March Brings Job Growth As Labor Force Gap Widens
Connecticut finished the first quarter with a third consecutive month of job growth, adding 4,600 positions in March and 6,900 for the year to date.
The state has now recovered 81% of the 289,400 jobs lost two years ago to pandemic-related shutdowns and restrictions.
By the Numbers: Connecticut’s Labor Market
|State||2022 YTD Job Growth||Job Openings (Jan. 2022)||Monthly Change (%)||Labor Force Change (since Feb. 2020)||Unemployment (March 2022)|
|United States||1.1%||11.3 million||-1.6%||-0.1%||3.6%|
That’s the second slowest recovery rate in the region after Vermont, while the U.S. has recovered 93% of all COVID-19 job losses.
Maine leads the region at 99%, followed by New Hampshire (92%), Massachusetts (87%), Rhode Island (85%), Connecticut, and Vermont (76%).
At 0.4%, Connecticut’s year-to-date job growth is also the slowest of the New England states, with U.S. job growth through the first three months of 2022 at 1.1%.
Maine’s 2022 job growth is the region’s strongest at 1.8%, followed by Massachusetts (1.5%), New Hampshire (1.1%), Rhode Island (0.8%), Vermont (0.6%), and Connecticut.
“Our recovery will continue to trail the region and country if lawmakers do not address key issues such as higher unemployment taxes and the overwhelming number of proposed labor mandates that only make it harder to do business here,” CBIA president and CEO Chris DiPentima said.
“A third month of strong job growth is great to see and if we want it to continue, lawmakers must use the last few weeks of this legislative session to enact policies—like those proposed in our policy priorities—that combat the labor shortage and help businesses grow in Connecticut.
Unemployment, Labor Force
Connecticut’s unemployment rate fell three-tenths of a point to 4.6% in March and remains the region’s highest and a point above the national rate.
New Hampshire has the lowest jobless rate in the region at 2.5%, followed by Vermont (2.7%), Rhode Island (3.4%), Maine (3.6%), Massachusetts (4.3%), and Connecticut.
First-time unemployment claims fell to 2,275 per week, down 562 (19.8%) from February 2022, and a new all-time low going back to 1980, when the data series began.
The April 14 release of the March employment numbers also showed the state’s labor force grew by 10,300.
However, the 71,400-person decline from February 2020 represents a staggering 41% of the national decline, despite Connecticut having only 1% of the population.
“We have 117,000 job openings in Connecticut,” DiPentima said, “and if every unemployed person found a job tomorrow, we’d still have 30,800 unfilled positions.
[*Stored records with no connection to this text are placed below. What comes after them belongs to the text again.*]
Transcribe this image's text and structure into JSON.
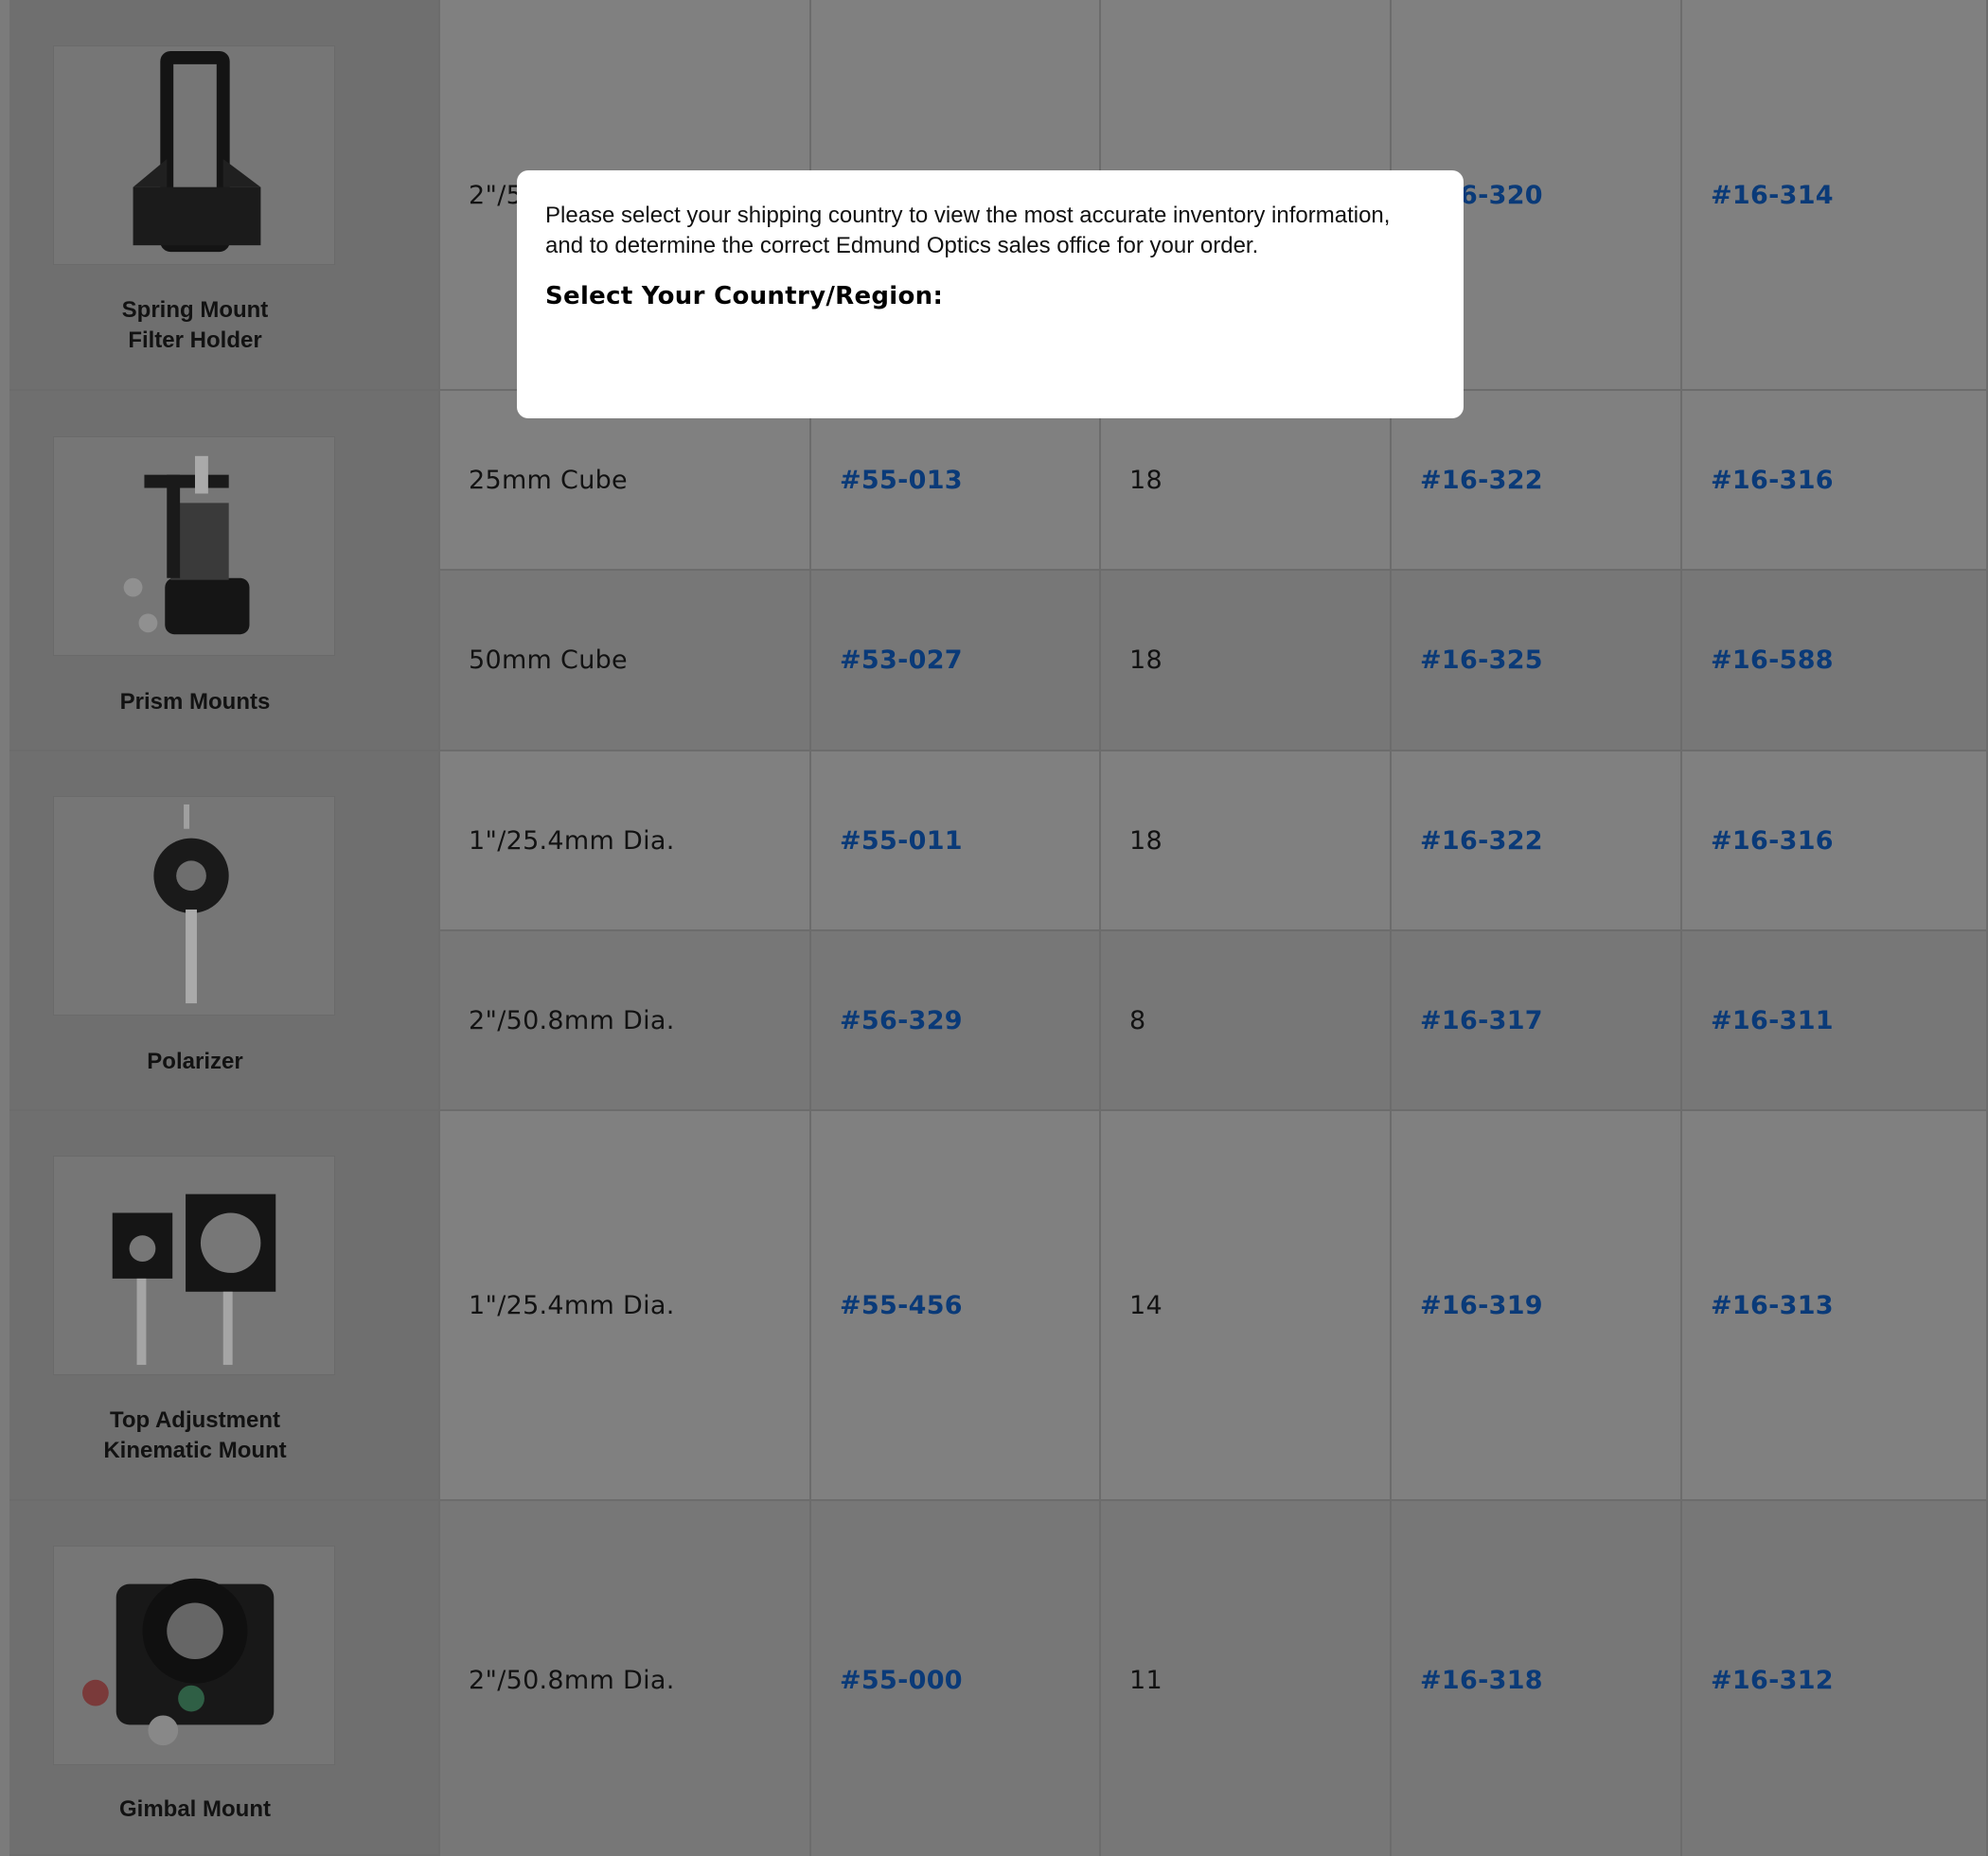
{
  "products": [
    {
      "name_lines": [
        "Spring Mount",
        "Filter Holder"
      ],
      "icon": "spring-mount-filter-holder-image",
      "rows": [
        {
          "size": "2\"/5",
          "stock": "#",
          "qty": "",
          "p1": "#16-320",
          "p2": "#16-314",
          "p1_visible": "-320"
        }
      ]
    },
    {
      "name_lines": [
        "Prism Mounts"
      ],
      "icon": "prism-mount-image",
      "rows": [
        {
          "size": "25mm Cube",
          "stock": "#55-013",
          "qty": "18",
          "p1": "#16-322",
          "p2": "#16-316"
        },
        {
          "size": "50mm Cube",
          "stock": "#53-027",
          "qty": "18",
          "p1": "#16-325",
          "p2": "#16-588"
        }
      ]
    },
    {
      "name_lines": [
        "Polarizer"
      ],
      "icon": "polarizer-mount-image",
      "rows": [
        {
          "size": "1\"/25.4mm Dia.",
          "stock": "#55-011",
          "qty": "18",
          "p1": "#16-322",
          "p2": "#16-316"
        },
        {
          "size": "2\"/50.8mm Dia.",
          "stock": "#56-329",
          "qty": "8",
          "p1": "#16-317",
          "p2": "#16-311"
        }
      ]
    },
    {
      "name_lines": [
        "Top Adjustment",
        "Kinematic Mount"
      ],
      "icon": "kinematic-mount-image",
      "rows": [
        {
          "size": "1\"/25.4mm Dia.",
          "stock": "#55-456",
          "qty": "14",
          "p1": "#16-319",
          "p2": "#16-313"
        }
      ]
    },
    {
      "name_lines": [
        "Gimbal Mount"
      ],
      "icon": "gimbal-mount-image",
      "rows": [
        {
          "size": "2\"/50.8mm Dia.",
          "stock": "#55-000",
          "qty": "11",
          "p1": "#16-318",
          "p2": "#16-312"
        }
      ]
    }
  ],
  "modal": {
    "message_line1": "Please select your shipping country to view the most accurate inventory information,",
    "message_line2": "and to determine the correct Edmund Optics sales office for your order.",
    "heading": "Select Your Country/Region:"
  },
  "colors": {
    "link": "#0a3a78",
    "overlay_gray": "#7b7b7b",
    "modal_bg": "#ffffff"
  }
}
That’s an issue that cannot be ignored.
“Employers are doing their part to fill jobs and navigate the labor shortage, inflation, and supply chain bottlenecks and they need the same focus and commitment from policymakers.
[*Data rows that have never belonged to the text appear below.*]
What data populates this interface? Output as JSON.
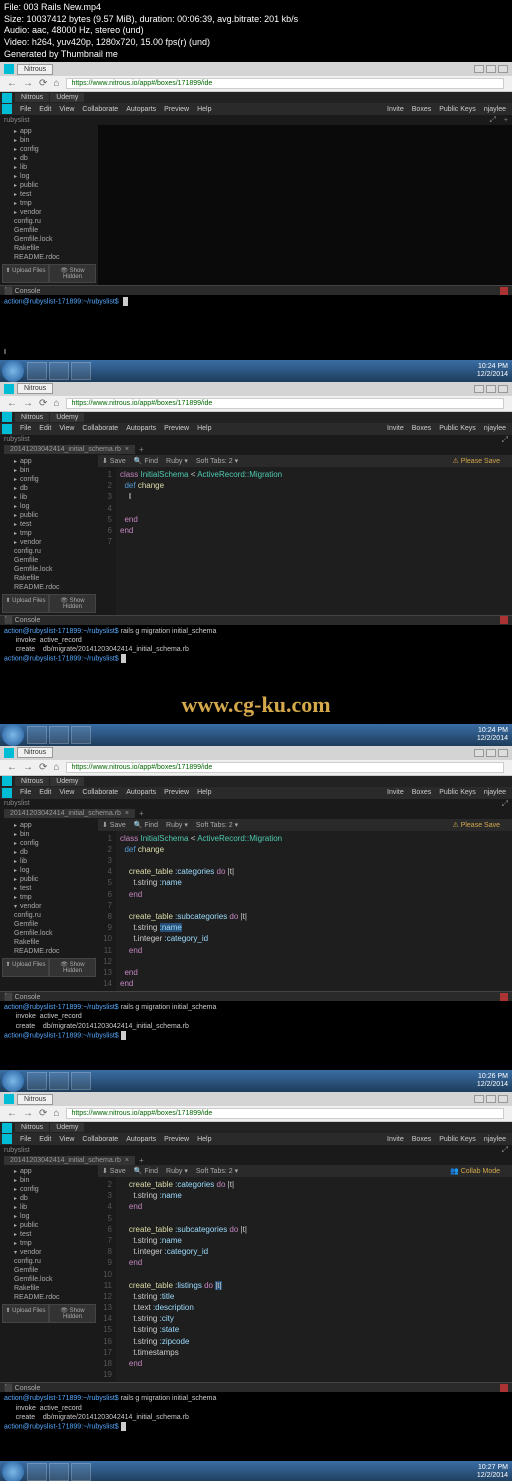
{
  "meta": {
    "file": "File: 003 Rails New.mp4",
    "size": "Size: 10037412 bytes (9.57 MiB), duration: 00:06:39, avg.bitrate: 201 kb/s",
    "audio": "Audio: aac, 48000 Hz, stereo (und)",
    "video": "Video: h264, yuv420p, 1280x720, 15.00 fps(r) (und)",
    "gen": "Generated by Thumbnail me"
  },
  "browser": {
    "tab": "Nitrous",
    "url": "https://www.nitrous.io/app#/boxes/171899/ide",
    "back": "←",
    "fwd": "→",
    "reload": "⟳",
    "home": "⌂"
  },
  "nitrous_tabs": {
    "t1": "Nitrous",
    "t2": "Udemy"
  },
  "ide_menu": {
    "file": "File",
    "edit": "Edit",
    "view": "View",
    "collab": "Collaborate",
    "autoparts": "Autoparts",
    "preview": "Preview",
    "help": "Help",
    "invite": "Invite",
    "boxes": "Boxes",
    "pubkeys": "Public Keys",
    "user": "njaylee"
  },
  "project": "rubyslist",
  "tree": {
    "app": "app",
    "bin": "bin",
    "config": "config",
    "db": "db",
    "lib": "lib",
    "log": "log",
    "public": "public",
    "test": "test",
    "tmp": "tmp",
    "vendor": "vendor",
    "configru": "config.ru",
    "gemfile": "Gemfile",
    "gemlock": "Gemfile.lock",
    "rakefile": "Rakefile",
    "readme": "README.rdoc"
  },
  "sidebar_btn": {
    "upload": "⬆ Upload Files",
    "hidden": "👁 Show Hidden"
  },
  "toolbar": {
    "save": "⬇ Save",
    "find": "🔍 Find",
    "lang": "Ruby ▾",
    "tabs": "Soft Tabs: 2 ▾",
    "please_save": "⚠ Please Save",
    "collab": "👥 Collab Mode"
  },
  "console_label": "⬛ Console",
  "editor_tab": "20141203042414_initial_schema.rb",
  "prompt1": "action@rubyslist-171899:~/rubyslist$",
  "code1": {
    "l1a": "class",
    "l1b": "InitialSchema",
    "l1c": "<",
    "l1d": "ActiveRecord::Migration",
    "l2a": "def",
    "l2b": "change",
    "l5": "end",
    "l6": "end"
  },
  "console2": {
    "l1a": "action@rubyslist-171899:~/rubyslist$",
    "l1b": "rails g migration initial_schema",
    "l2a": "invoke",
    "l2b": "active_record",
    "l3a": "create",
    "l3b": "db/migrate/20141203042414_initial_schema.rb"
  },
  "watermark": "www.cg-ku.com",
  "code3": {
    "l1a": "class",
    "l1b": "InitialSchema",
    "l1c": "<",
    "l1d": "ActiveRecord::Migration",
    "l2a": "def",
    "l2b": "change",
    "l4a": "create_table",
    "l4b": ":categories",
    "l4c": "do",
    "l4d": "|t|",
    "l5a": "t.string",
    "l5b": ":name",
    "l6": "end",
    "l8a": "create_table",
    "l8b": ":subcategories",
    "l8c": "do",
    "l8d": "|t|",
    "l9a": "t.string",
    "l9b": ":name",
    "l10a": "t.integer",
    "l10b": ":category_id",
    "l11": "end",
    "l13": "end",
    "l14": "end"
  },
  "code4": {
    "l2a": "create_table",
    "l2b": ":categories",
    "l2c": "do",
    "l2d": "|t|",
    "l3a": "t.string",
    "l3b": ":name",
    "l4": "end",
    "l6a": "create_table",
    "l6b": ":subcategories",
    "l6c": "do",
    "l6d": "|t|",
    "l7a": "t.string",
    "l7b": ":name",
    "l8a": "t.integer",
    "l8b": ":category_id",
    "l9": "end",
    "l11a": "create_table",
    "l11b": ":listings",
    "l11c": "do",
    "l11d": "|t|",
    "l12a": "t.string",
    "l12b": ":title",
    "l13a": "t.text",
    "l13b": ":description",
    "l14a": "t.string",
    "l14b": ":city",
    "l15a": "t.string",
    "l15b": ":state",
    "l16a": "t.string",
    "l16b": ":zipcode",
    "l17": "t.timestamps",
    "l18": "end"
  },
  "systray": {
    "time": "10:24 PM",
    "date": "12/2/2014"
  },
  "systray2": {
    "time": "10:24 PM",
    "date": "12/2/2014"
  },
  "systray3": {
    "time": "10:26 PM",
    "date": "12/2/2014"
  },
  "systray4": {
    "time": "10:27 PM",
    "date": "12/2/2014"
  }
}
“Private-public sector collaboration to develop the best solutions is critical to overcoming Connecticut’s workforce crisis.”
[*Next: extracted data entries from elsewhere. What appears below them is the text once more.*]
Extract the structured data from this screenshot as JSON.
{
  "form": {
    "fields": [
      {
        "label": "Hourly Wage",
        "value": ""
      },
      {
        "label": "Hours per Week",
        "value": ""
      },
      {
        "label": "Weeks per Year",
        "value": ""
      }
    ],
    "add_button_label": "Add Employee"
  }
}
Employment grew in seven of the state’s 10 main industry sectors in March, led by professional and business services, which added 2,900 jobs (1.4%).
Construction and mining gained 1,300 jobs (2.1%), followed by trade, transportation, and utilities (900; 0.3%), leisure and hospitality (500; 0.3%), manufacturing (300; 0.2%), education and health services (200; 0.1%), and other services (100; 0.2%)
Government, which includes employment at the state’s two casinos, led all declining sectors, losing 900 jobs last month (-0.4%).
Financial activities lost 600 jobs (-0.5%), followed by information (-100; -0.3%).
Four of Connecticut’s six major labor markets posted gains, led by Hartford with 2,300 jobs (0.4%).
New Haven gained 1,300 positions (0.4%), followed by Norwich-New London-Westerly (200; 0.2%) and Danbury (100; 0.1%).
The Bridgeport-Stamford-Norwalk region lost 1,200 jobs (-0.3%) while Waterbury remained unchanged.